On the day that the statement in open court was read out the Claimant said:

"I am relieved that this matter is now resolved and I can start to rebuild my life again. The past 8 months have been an unbearable strain on my life, to the extent that at times I have even contemplated taking my own life. As a result of the lies that the Newspapers published about me, and through no fault of my own, I have lost friends, been shunned by family members and completely ostracised from the Tamil community.

I felt I had a responsibility to all those who had supported me during the hunger strike, and were sullied by association with me, to take legal action against both newspapers to prove that the allegations that were published were false.

Now that both newspapers have declared that the allegations are completely untrue and apologised, I sincerely hope that those people will accept the newspapers’ apologies and understand that I have done nothing wrong. My sacrifice during the 23-day hunger strike was real and for the sake of my fellow Tamils who are suffering in Sri Lanka.

I would like to thank all those who have stuck by me through this nightmare and have not doubted my integrity."

Case Synopsis: Professional Negligence

In late 2000, the Claimant, intending to secure funds for his retirement, invested the proceeds of the sale of his successful estate agency business in an Enterprise Investment Scheme run by a private bank. The funds, a large six-figure sum, were invested in the EIS but the investment was disastrous, leaving the Claimant with very significant losses. The Claimant instructed the Defendant firm of solicitors to make a claim against the bank and the managers of the investment. A claim was prepared, but the Defendant solicitors failed to serve proceedings within the prescribed period.

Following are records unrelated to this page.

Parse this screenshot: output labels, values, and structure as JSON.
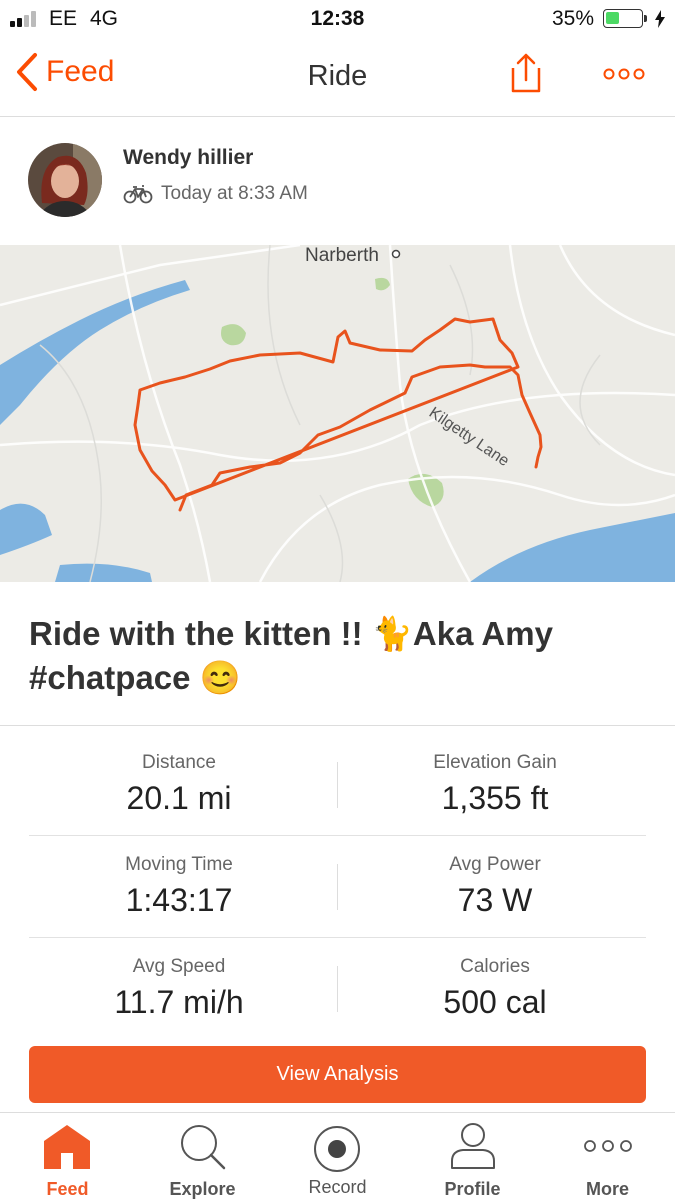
{
  "status": {
    "carrier": "EE",
    "network": "4G",
    "time": "12:38",
    "battery": "35%"
  },
  "nav": {
    "back_label": "Feed",
    "title": "Ride",
    "share_icon": "share-icon",
    "more_icon": "more-icon"
  },
  "activity": {
    "athlete": "Wendy hillier",
    "time": "Today at 8:33 AM",
    "sport_icon": "bike-icon",
    "title": "Ride with the kitten !! 🐈Aka Amy #chatpace 😊"
  },
  "map": {
    "place_label": "Narberth",
    "road_label": "Kilgetty Lane",
    "route_color": "#e8531d"
  },
  "stats": [
    {
      "label": "Distance",
      "value": "20.1 mi"
    },
    {
      "label": "Elevation Gain",
      "value": "1,355 ft"
    },
    {
      "label": "Moving Time",
      "value": "1:43:17"
    },
    {
      "label": "Avg Power",
      "value": "73 W"
    },
    {
      "label": "Avg Speed",
      "value": "11.7 mi/h"
    },
    {
      "label": "Calories",
      "value": "500 cal"
    }
  ],
  "analysis_button": "View Analysis",
  "tabs": [
    {
      "label": "Feed",
      "icon": "home-icon",
      "active": true
    },
    {
      "label": "Explore",
      "icon": "search-icon",
      "active": false
    },
    {
      "label": "Record",
      "icon": "record-icon",
      "active": false
    },
    {
      "label": "Profile",
      "icon": "profile-icon",
      "active": false
    },
    {
      "label": "More",
      "icon": "more-icon",
      "active": false
    }
  ],
  "colors": {
    "accent": "#fc4c02",
    "button": "#f05a28",
    "battery": "#4cd964"
  }
}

Not only had the Claimant lost most of his savings, but he had lost the opportunity to sue the bank for those losses. The Claimant had wasted precious funds on the Defendant's legal fees and had insufficient funds to pursue an entirely new, and very much more complicated, claim. Resources to defend that claim were not an issue for the Defendant firm, which was insured.

Solicitors and Counsel agreed to act on a "no win, no fee" basis, coupled with After the Event insurance. The Defendant firm vigorously disputed quantum, which turned on the assessment of the merits of the original claim against the bank, and expert accountants were instructed. Following protracted negotiation, the case finally settled in September 2010 and the Claimant recovered a six-figure sum in damages.

Case Synopsis: Breach of Contract

The Claimant was an advertising salesman who had been employed by the Defendant in the United Kingdom. The Defendant was a publisher of specialist trade publications and organised trade exhibitions across Europe.

By an agreement the Claimant was appointed as a sales agent of the Defendant for various European territories in respect of the Defendant’s products. In breach of express terms of the agreement the Defendant failed to pay the Claimant for outstanding commissions that the Claimant had earned.

The Claimant made attempts to negotiate with the Defendant for the payment of the outstanding commissions but those negotiations were unsuccessful. The commission earned by the Claimant was the sole source of revenue for the Claimant and his wife.

The Claimant had no alternative but to sue for breach of contract if he was to recover the sums owed to him but he did not have the financial resources to fund litigation. A fact that would not have been lost on the Defendant.

The Solicitors and Barrister agreed to accept instructions on a ‘no win – no fee’ basis and proceedings were issued. The case was eventually resolved on the basis that the outstanding sums owed to the Claimant were paid to him along with his legal costs and disbursements.